A supremely talented comic actress—she played Paul Rudd’s slick campaign manager during his run on Parks And Recreation, and appeared alongside Rudd in three different movies, including Our Idiot Brother and Wanderlust—Hahn plays Rachel with an earthy vulgarity that suits Soloway’s provocative dialogue. But she’s trapped in a scenario that stretches credulity to the breaking point and beyond, and has a way of making everyone seem less human. Afternoon Delight is one of those bad films that seem to drift further and further away from a recognizable reality the more we get to know it.
Looking to resuscitate a flatlining love life with her husband Jeff (Josh Radnor), an app designer glued to his smartphone, Rachel follows through on a friend’s advice to have a couples night at a strip club. During a private lap dance with spritely blonde sexpot McKenna (Juno Temple), Rachel is mysteriously drawn to the stripper and tracks her down the next morning.
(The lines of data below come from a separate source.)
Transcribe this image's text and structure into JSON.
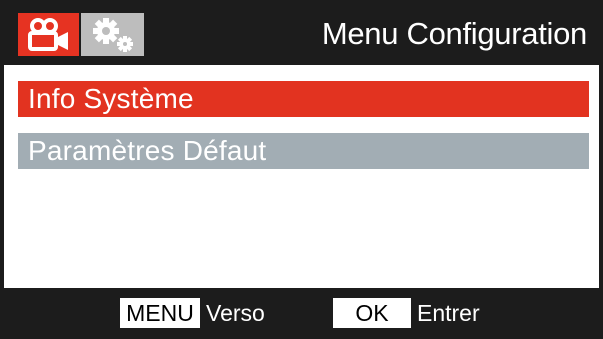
{
  "header": {
    "title": "Menu Configuration",
    "tabs": [
      {
        "icon": "video-camera-icon",
        "active": true,
        "color": "#e63322"
      },
      {
        "icon": "gears-icon",
        "active": false,
        "color": "#bdbdbd"
      }
    ]
  },
  "menu": {
    "items": [
      {
        "label": "Info Système",
        "selected": true,
        "color": "#e23320"
      },
      {
        "label": "Paramètres Défaut",
        "selected": false,
        "color": "#a2adb4"
      }
    ]
  },
  "footer": {
    "menu_key": "MENU",
    "menu_action": "Verso",
    "ok_key": "OK",
    "ok_action": "Entrer"
  },
  "colors": {
    "frame": "#1c1c1c",
    "accent": "#e23320"
  }
}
The two strike up a friendship, and Rachel invites McKenna to stay for a couple of days at her house with Jeff and their young son. A couple of days turns into an open-ended nanny job for McKenna, who informs Rachel that she is, in fact, a full-service sex worker, which makes her even more of a powder keg in a house of sexually desperate marrieds.
Soloway tries to take Afternoon Delight in startling directions, like a scene where McKenna takes Rachel along on a session with one of her regulars, or another where a drunk Rachel asks her wine-sipping social circle to speculate about their aborted children. Yet it keeps retreating to conventionality, especially once it becomes clear that McKenna exists for the sole purpose of putting a spark in Rachel and Jeff’s marriage. And because she doesn’t have a life independent of that purpose, she might as well be a ghost, ready to disappear into vapor the second Rachel and Jeff get their act together. It’s a bum fate for an actress as lively as Temple, who twists her character into a Pretty Woman-like mix of street experience and babe-in-the-woods naïveté, but gets nothing from it. She’s a pole-dancer for the soul, and when she’s done, it’s on to the next client.